Lima le dio la espalda al centro de la ciudad de San José y acomodó la bola. Amartilló la zurda y se impulsó con cuatro o cinco pasos de derecha a izquierda, para aprovechar al máximo las leyes no escritas de la física aplicadas al golpe de pelota para que salga un gol de campeonato. Los relatores lo presagiaron. La capellada de su botín izquierdo impactó con justeza y con justicia en la globa. ¡Pac! La vieja onomatopeya disparó los sueños de los forasteros pobladores del cemento, que ahorcaban los alambrados con sus manos encallecidas de tardes sin triunfos, y la pelota tomó la velocidad de la utopía para terminar besando las redes, a espaldas del golero de Sud América, que esta vez, a diferencia de su antagonista, no pudo estar en el lugar adecuado en el momento adecuado para torcer el destino de gol.
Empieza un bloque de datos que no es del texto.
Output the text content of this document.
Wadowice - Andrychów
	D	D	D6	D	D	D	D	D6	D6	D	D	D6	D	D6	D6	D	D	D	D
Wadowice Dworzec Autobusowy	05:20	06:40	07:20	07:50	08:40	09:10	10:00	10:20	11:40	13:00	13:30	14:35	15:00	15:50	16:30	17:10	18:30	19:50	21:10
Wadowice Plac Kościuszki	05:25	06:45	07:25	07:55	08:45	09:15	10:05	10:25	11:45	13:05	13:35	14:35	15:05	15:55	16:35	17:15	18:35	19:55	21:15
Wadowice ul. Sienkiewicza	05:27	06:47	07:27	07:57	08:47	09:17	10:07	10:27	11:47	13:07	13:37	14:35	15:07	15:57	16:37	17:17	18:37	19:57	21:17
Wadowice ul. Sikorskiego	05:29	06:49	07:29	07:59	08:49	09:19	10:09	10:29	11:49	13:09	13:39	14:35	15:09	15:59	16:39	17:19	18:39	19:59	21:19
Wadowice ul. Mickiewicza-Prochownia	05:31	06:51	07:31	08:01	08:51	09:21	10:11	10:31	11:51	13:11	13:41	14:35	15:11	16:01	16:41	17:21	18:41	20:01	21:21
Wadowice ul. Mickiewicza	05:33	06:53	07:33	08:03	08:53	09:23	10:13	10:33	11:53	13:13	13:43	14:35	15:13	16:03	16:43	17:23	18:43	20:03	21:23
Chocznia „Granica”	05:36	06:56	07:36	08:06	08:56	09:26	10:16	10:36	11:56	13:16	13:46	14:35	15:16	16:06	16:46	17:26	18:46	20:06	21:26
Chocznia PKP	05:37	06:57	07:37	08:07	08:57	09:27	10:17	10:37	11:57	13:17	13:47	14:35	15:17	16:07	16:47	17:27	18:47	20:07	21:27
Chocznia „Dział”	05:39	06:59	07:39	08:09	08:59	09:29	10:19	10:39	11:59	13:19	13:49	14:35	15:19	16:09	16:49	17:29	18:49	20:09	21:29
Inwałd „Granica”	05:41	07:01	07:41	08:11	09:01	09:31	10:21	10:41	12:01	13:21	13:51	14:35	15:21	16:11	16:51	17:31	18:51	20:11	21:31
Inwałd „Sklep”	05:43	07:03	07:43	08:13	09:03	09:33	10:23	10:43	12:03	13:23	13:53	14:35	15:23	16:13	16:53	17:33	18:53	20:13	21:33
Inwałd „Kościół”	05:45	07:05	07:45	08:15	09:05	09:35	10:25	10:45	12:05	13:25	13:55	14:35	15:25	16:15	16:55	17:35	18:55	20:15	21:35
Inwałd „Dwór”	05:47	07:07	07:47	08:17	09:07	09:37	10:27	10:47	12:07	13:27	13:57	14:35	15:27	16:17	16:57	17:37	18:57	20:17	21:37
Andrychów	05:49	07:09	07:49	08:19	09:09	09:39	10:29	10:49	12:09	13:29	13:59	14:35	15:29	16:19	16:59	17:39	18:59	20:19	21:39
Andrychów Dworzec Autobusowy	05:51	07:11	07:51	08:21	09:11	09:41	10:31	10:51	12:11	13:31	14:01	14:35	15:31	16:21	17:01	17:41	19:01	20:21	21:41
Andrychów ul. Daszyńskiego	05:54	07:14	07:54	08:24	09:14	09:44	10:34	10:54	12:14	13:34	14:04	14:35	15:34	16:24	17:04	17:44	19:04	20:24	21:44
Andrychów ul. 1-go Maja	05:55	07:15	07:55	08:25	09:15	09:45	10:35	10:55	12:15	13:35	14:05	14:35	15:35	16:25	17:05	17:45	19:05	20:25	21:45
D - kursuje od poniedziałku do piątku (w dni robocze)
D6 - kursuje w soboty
Sólo faltaban 6 minutos y a todos, menos a los danubianos, se les empezaban a quemar los papeles. Victoria, en busca de otra victoria, un día después de hacer Montevideo-Valizas, remontó su camino por unas horas hasta San José escribiendo: “Sé que es difícil entenderlo, pero esta pasión es más fuerte. Volví de Valizas a este calor insoportable sólo por vos, Danubio”. Estaba ahí, alzó sus brazos, bajó los cinco o seis escalones de la tribuna y gritó, lloró y sonrió. Faltaban 10 minutos para que en los papeles Danubio fuera campeón, pero en su vida ya lo era. Lo demás, en este caso, es relleno de tácticas, razones técnicas, aciertos, fallos, goles hechos y penales errados, que no contarán a la hora de recordar aquella tarde en que Danubio fue campeón en San José.